Decision matrix: Yalantis vs ValueCoders
| Your situation | Recommended choice |
|---|---|
| You need full-ownership delivery on a defined project scope | Yalantis |
| You need a large dedicated team for an ongoing programme | Yalantis |
| Your budget is at the lower end | Compare: Yalantis ($10,000) vs ValueCoders (Not published) |
| You need specialist depth in a specific vertical | ValueCoders |
| You need production MLOps support after model launch | Both offer MLOps support |
| You need consulting before committing to a build | Both may offer discovery engagements |
Use case fit: Yalantis vs ValueCoders
| Use case | Yalantis fit | ValueCoders fit | Winner |
|---|---|---|---|
| Healthcare or IoT company needs ML development from a compliance-first engineering partner. | Strong | Limited | Yalantis |
| Company wants flexibility to deploy models across AWS, Azure, or GCP without being locked into one platform. | Strong | Strong | Both equally |
| Budget-conscious company wants ML development from a 5.0-rated, 20-year Indian outsourcing firm. | Limited | Strong | ValueCoders |
| Team needs a dedicated AutoML development service rather than fully custom model engineering. | Strong | Strong | Both equally |
| Fixed-scope ML build | Limited | Limited | Both equally |
| Ongoing model retraining | Limited | Limited | Both equally |
Verdict: Yalantis vs ValueCoders
Yalantis (4.0/5) is the stronger overall choice for most Machine Learning Development projects. Compliance-first positioning combined with multi-cloud ML delivery (AWS, Azure, GCP) under one roof.. It is best for compliance-sensitive industries (IoT, healthcare, embedded systems) that need ML delivery across all three major cloud platforms..

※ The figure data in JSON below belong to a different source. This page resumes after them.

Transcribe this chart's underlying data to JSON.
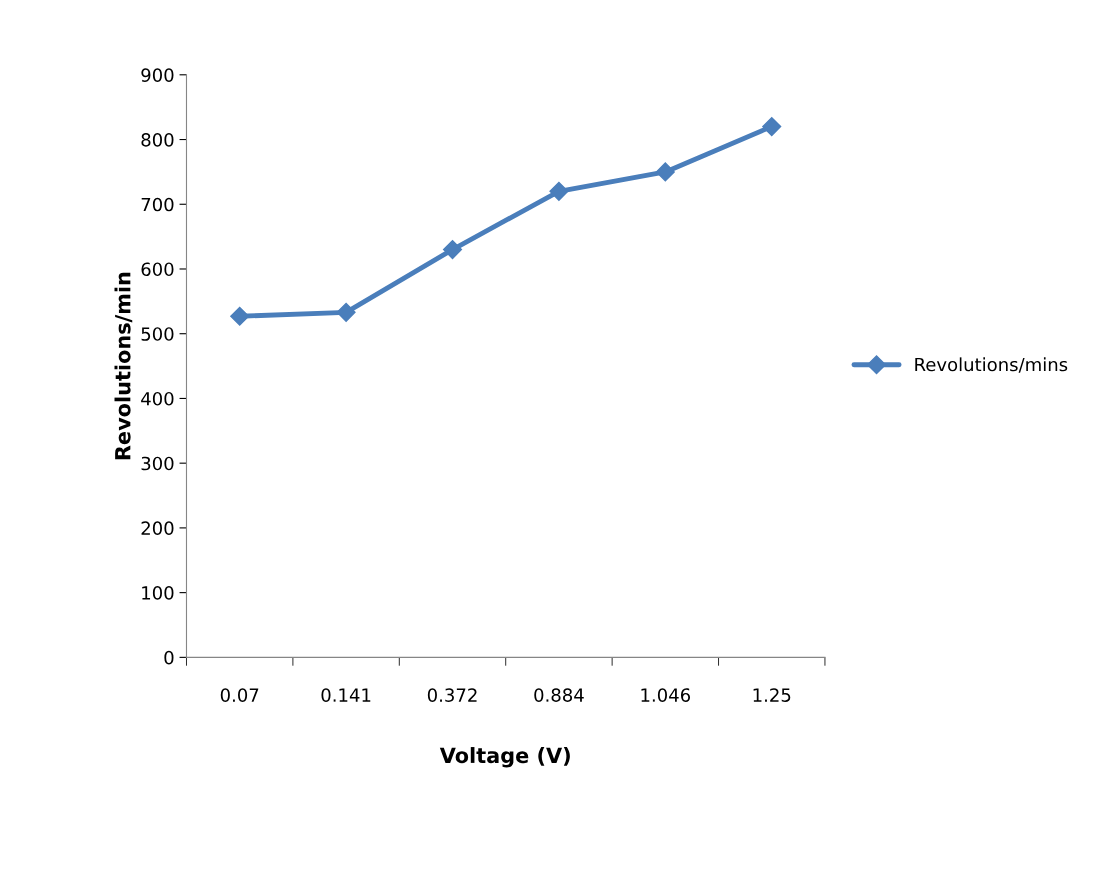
{
  "chart_data": {
    "type": "line",
    "xlabel": "Voltage (V)",
    "ylabel": "Revolutions/min",
    "categories": [
      "0.07",
      "0.141",
      "0.372",
      "0.884",
      "1.046",
      "1.25"
    ],
    "series": [
      {
        "name": "Revolutions/mins",
        "color": "#4a7ebb",
        "values": [
          527,
          533,
          630,
          720,
          750,
          820
        ]
      }
    ],
    "ylim": [
      0,
      900
    ],
    "yticks": [
      0,
      100,
      200,
      300,
      400,
      500,
      600,
      700,
      800,
      900
    ],
    "grid": false,
    "legend": "right",
    "marker": "diamond",
    "line_style": "solid"
  }
}
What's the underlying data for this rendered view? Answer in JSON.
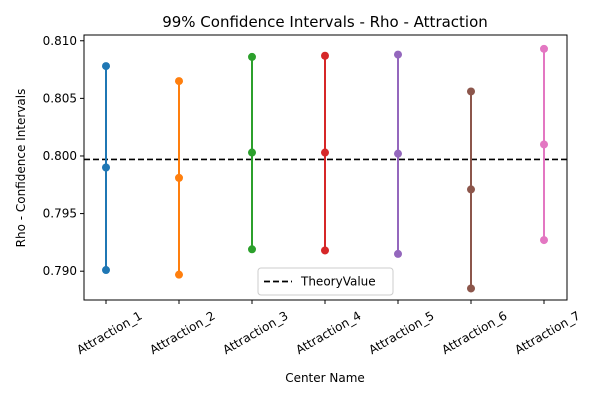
{
  "chart_data": {
    "type": "errorbar",
    "title": "99% Confidence Intervals - Rho - Attraction",
    "xlabel": "Center Name",
    "ylabel": "Rho - Confidence Intervals",
    "categories": [
      "Attraction_1",
      "Attraction_2",
      "Attraction_3",
      "Attraction_4",
      "Attraction_5",
      "Attraction_6",
      "Attraction_7"
    ],
    "intervals": [
      {
        "category": "Attraction_1",
        "lower": 0.7901,
        "mean": 0.799,
        "upper": 0.8078,
        "color": "#1f77b4"
      },
      {
        "category": "Attraction_2",
        "lower": 0.7897,
        "mean": 0.7981,
        "upper": 0.8065,
        "color": "#ff7f0e"
      },
      {
        "category": "Attraction_3",
        "lower": 0.7919,
        "mean": 0.8003,
        "upper": 0.8086,
        "color": "#2ca02c"
      },
      {
        "category": "Attraction_4",
        "lower": 0.7918,
        "mean": 0.8003,
        "upper": 0.8087,
        "color": "#d62728"
      },
      {
        "category": "Attraction_5",
        "lower": 0.7915,
        "mean": 0.8002,
        "upper": 0.8088,
        "color": "#9467bd"
      },
      {
        "category": "Attraction_6",
        "lower": 0.7885,
        "mean": 0.7971,
        "upper": 0.8056,
        "color": "#8c564b"
      },
      {
        "category": "Attraction_7",
        "lower": 0.7927,
        "mean": 0.801,
        "upper": 0.8093,
        "color": "#e377c2"
      }
    ],
    "reference_line": {
      "name": "TheoryValue",
      "value": 0.7997,
      "style": "dashed",
      "color": "#000000"
    },
    "yticks": [
      0.79,
      0.795,
      0.8,
      0.805,
      0.81
    ],
    "ytick_labels": [
      "0.790",
      "0.795",
      "0.800",
      "0.805",
      "0.810"
    ],
    "ylim": [
      0.7875,
      0.8105
    ],
    "xtick_rotation_deg": 30,
    "legend": {
      "placement": "bottom-center",
      "entries": [
        "TheoryValue"
      ]
    },
    "grid": false
  }
}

ValueCoders (3.8/5) is the better choice when budget-conscious companies wanting a 20-year Indian IT outsourcer with a dedicated ML/AutoML practice.. If your situation matches those criteria, ValueCoders is a competitive option.
Related comparisons
Yalantis vs ValueCoders FAQ
Is Yalantis better than ValueCoders?
Yalantis (4.0/5) scores higher overall, but "better" depends on your use case. Yalantis is better for compliance-sensitive industries (IoT, healthcare, embedded systems) that need ML delivery across all three major cloud platforms.. ValueCoders is better for budget-conscious companies wanting a 20-year Indian IT outsourcer with a dedicated ML/AutoML practice..

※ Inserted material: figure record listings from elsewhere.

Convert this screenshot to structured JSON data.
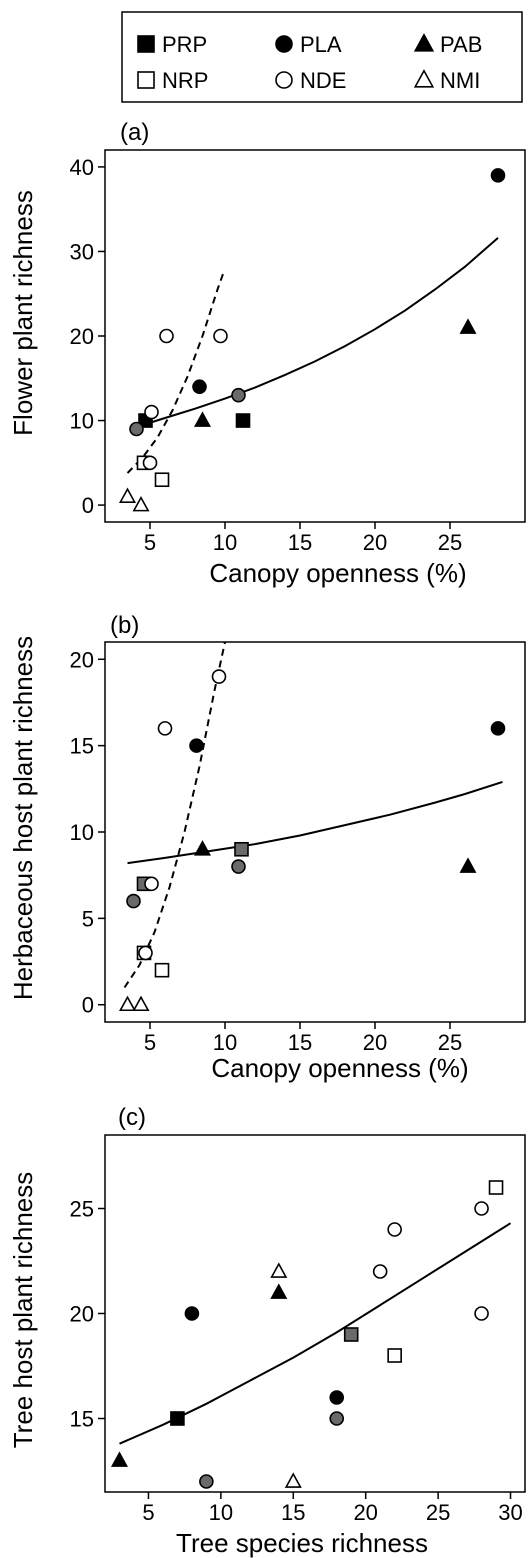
{
  "legend": {
    "items": [
      {
        "label": "PRP",
        "marker": "square",
        "fill": "#000000"
      },
      {
        "label": "PLA",
        "marker": "circle",
        "fill": "#000000"
      },
      {
        "label": "PAB",
        "marker": "triangle",
        "fill": "#000000"
      },
      {
        "label": "NRP",
        "marker": "square",
        "fill": "#ffffff"
      },
      {
        "label": "NDE",
        "marker": "circle",
        "fill": "#ffffff"
      },
      {
        "label": "NMI",
        "marker": "triangle",
        "fill": "#ffffff"
      }
    ]
  },
  "chart_data": [
    {
      "panel": "(a)",
      "type": "scatter",
      "xlabel": "Canopy openness (%)",
      "ylabel": "Flower plant richness",
      "xlim": [
        2,
        30
      ],
      "ylim": [
        -2,
        42
      ],
      "xticks": [
        5,
        10,
        15,
        20,
        25
      ],
      "yticks": [
        0,
        10,
        20,
        30,
        40
      ],
      "grid": false,
      "points": [
        {
          "x": 4.7,
          "y": 10,
          "group": "PRP",
          "shade": false
        },
        {
          "x": 11.2,
          "y": 10,
          "group": "PRP",
          "shade": false
        },
        {
          "x": 8.3,
          "y": 14,
          "group": "PLA",
          "shade": false
        },
        {
          "x": 4.1,
          "y": 9,
          "group": "PLA",
          "shade": true
        },
        {
          "x": 10.9,
          "y": 13,
          "group": "PLA",
          "shade": true
        },
        {
          "x": 28.2,
          "y": 39,
          "group": "PLA",
          "shade": false
        },
        {
          "x": 8.5,
          "y": 10,
          "group": "PAB",
          "shade": false
        },
        {
          "x": 26.2,
          "y": 21,
          "group": "PAB",
          "shade": false
        },
        {
          "x": 4.6,
          "y": 5,
          "group": "NRP",
          "shade": false
        },
        {
          "x": 5.8,
          "y": 3,
          "group": "NRP",
          "shade": false
        },
        {
          "x": 5.1,
          "y": 11,
          "group": "NDE",
          "shade": false
        },
        {
          "x": 5.0,
          "y": 5,
          "group": "NDE",
          "shade": false
        },
        {
          "x": 6.1,
          "y": 20,
          "group": "NDE",
          "shade": false
        },
        {
          "x": 9.7,
          "y": 20,
          "group": "NDE",
          "shade": false
        },
        {
          "x": 3.5,
          "y": 1,
          "group": "NMI",
          "shade": false
        },
        {
          "x": 4.4,
          "y": 0,
          "group": "NMI",
          "shade": false
        }
      ],
      "fits": [
        {
          "style": "solid",
          "x": [
            4.2,
            6,
            8,
            10,
            12,
            14,
            16,
            18,
            20,
            22,
            24,
            26,
            28.2
          ],
          "y": [
            9.3,
            10.3,
            11.4,
            12.6,
            13.9,
            15.4,
            17.0,
            18.8,
            20.8,
            23.0,
            25.5,
            28.2,
            31.6
          ]
        },
        {
          "style": "dashed",
          "x": [
            3.5,
            4.5,
            5.5,
            6.5,
            7.5,
            8.5,
            9.5,
            9.9
          ],
          "y": [
            3.8,
            5.6,
            8.0,
            11.2,
            15.2,
            20.0,
            25.5,
            27.5
          ]
        }
      ]
    },
    {
      "panel": "(b)",
      "type": "scatter",
      "xlabel": "Canopy openness (%)",
      "ylabel": "Herbaceous host plant richness",
      "xlim": [
        2,
        30
      ],
      "ylim": [
        -1,
        21
      ],
      "xticks": [
        5,
        10,
        15,
        20,
        25
      ],
      "yticks": [
        0,
        5,
        10,
        15,
        20
      ],
      "grid": false,
      "points": [
        {
          "x": 4.6,
          "y": 7,
          "group": "PRP",
          "shade": true
        },
        {
          "x": 11.1,
          "y": 9,
          "group": "PRP",
          "shade": true
        },
        {
          "x": 8.1,
          "y": 15,
          "group": "PLA",
          "shade": false
        },
        {
          "x": 3.9,
          "y": 6,
          "group": "PLA",
          "shade": true
        },
        {
          "x": 10.9,
          "y": 8,
          "group": "PLA",
          "shade": true
        },
        {
          "x": 28.2,
          "y": 16,
          "group": "PLA",
          "shade": false
        },
        {
          "x": 8.5,
          "y": 9,
          "group": "PAB",
          "shade": false
        },
        {
          "x": 26.2,
          "y": 8,
          "group": "PAB",
          "shade": false
        },
        {
          "x": 4.6,
          "y": 3,
          "group": "NRP",
          "shade": false
        },
        {
          "x": 5.8,
          "y": 2,
          "group": "NRP",
          "shade": false
        },
        {
          "x": 5.1,
          "y": 7,
          "group": "NDE",
          "shade": false
        },
        {
          "x": 4.7,
          "y": 3,
          "group": "NDE",
          "shade": false
        },
        {
          "x": 6.0,
          "y": 16,
          "group": "NDE",
          "shade": false
        },
        {
          "x": 9.6,
          "y": 19,
          "group": "NDE",
          "shade": false
        },
        {
          "x": 3.5,
          "y": 0,
          "group": "NMI",
          "shade": false
        },
        {
          "x": 4.4,
          "y": 0,
          "group": "NMI",
          "shade": false
        }
      ],
      "fits": [
        {
          "style": "solid",
          "x": [
            3.5,
            6,
            9,
            12,
            15,
            18,
            21,
            24,
            26,
            28.5
          ],
          "y": [
            8.2,
            8.5,
            8.9,
            9.3,
            9.8,
            10.4,
            11.0,
            11.7,
            12.2,
            12.9
          ]
        },
        {
          "style": "dashed",
          "x": [
            3.3,
            4.3,
            5.3,
            6.3,
            7.3,
            8.3,
            9.3,
            10.0
          ],
          "y": [
            1.0,
            2.3,
            4.2,
            6.8,
            10.0,
            13.8,
            18.2,
            21.0
          ]
        }
      ]
    },
    {
      "panel": "(c)",
      "type": "scatter",
      "xlabel": "Tree species richness",
      "ylabel": "Tree host plant richness",
      "xlim": [
        2,
        31
      ],
      "ylim": [
        11.5,
        28.5
      ],
      "xticks": [
        5,
        10,
        15,
        20,
        25,
        30
      ],
      "yticks": [
        15,
        20,
        25
      ],
      "grid": false,
      "points": [
        {
          "x": 7,
          "y": 15,
          "group": "PRP",
          "shade": false
        },
        {
          "x": 19,
          "y": 19,
          "group": "PRP",
          "shade": true
        },
        {
          "x": 8,
          "y": 20,
          "group": "PLA",
          "shade": false
        },
        {
          "x": 18,
          "y": 16,
          "group": "PLA",
          "shade": false
        },
        {
          "x": 18,
          "y": 15,
          "group": "PLA",
          "shade": true
        },
        {
          "x": 9,
          "y": 12,
          "group": "PLA",
          "shade": true
        },
        {
          "x": 3,
          "y": 13,
          "group": "PAB",
          "shade": false
        },
        {
          "x": 14,
          "y": 21,
          "group": "PAB",
          "shade": false
        },
        {
          "x": 22,
          "y": 18,
          "group": "NRP",
          "shade": false
        },
        {
          "x": 29,
          "y": 26,
          "group": "NRP",
          "shade": false
        },
        {
          "x": 21,
          "y": 22,
          "group": "NDE",
          "shade": false
        },
        {
          "x": 22,
          "y": 24,
          "group": "NDE",
          "shade": false
        },
        {
          "x": 28,
          "y": 25,
          "group": "NDE",
          "shade": false
        },
        {
          "x": 28,
          "y": 20,
          "group": "NDE",
          "shade": false
        },
        {
          "x": 14,
          "y": 22,
          "group": "NMI",
          "shade": false
        },
        {
          "x": 15,
          "y": 12,
          "group": "NMI",
          "shade": false
        }
      ],
      "fits": [
        {
          "style": "solid",
          "x": [
            3,
            6,
            9,
            12,
            15,
            18,
            21,
            24,
            27,
            30
          ],
          "y": [
            13.8,
            14.7,
            15.7,
            16.8,
            17.9,
            19.1,
            20.4,
            21.7,
            23.0,
            24.3
          ]
        }
      ]
    }
  ]
}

How do Yalantis and ValueCoders differ in pricing?
Yalantis uses fixed project, dedicated team pricing with a minimum engagement of $10,000. ValueCoders uses time & materials, dedicated team pricing with a minimum engagement of Not published. Neither firm publishes a full rate card; a discovery call is required for project-specific quotes.
Which is better for enterprise: Yalantis or ValueCoders?
ValueCoders is the larger team and typically the better enterprise-scale choice. For very large programmes, verify team size and compliance coverage directly with each company before shortlisting.
What are the main differences between Yalantis and ValueCoders?
Yalantis's primary differentiator is: compliance-first positioning combined with multi-cloud ml delivery (aws, azure, gcp) under one roof.. ValueCoders's primary differentiator is: 5.0 clutch rating combined with a specific automl development service line, uncommon among generalist outsourcing firms.. They also differ in team size (500+ vs 203–675), minimum engagement ($10,000 vs Not published), and primary industries served (Healthcare, IoT & Embedded Systems vs Healthcare, FinTech).
Last reviewed: July 2026. Verify all details directly with each company before making a decision.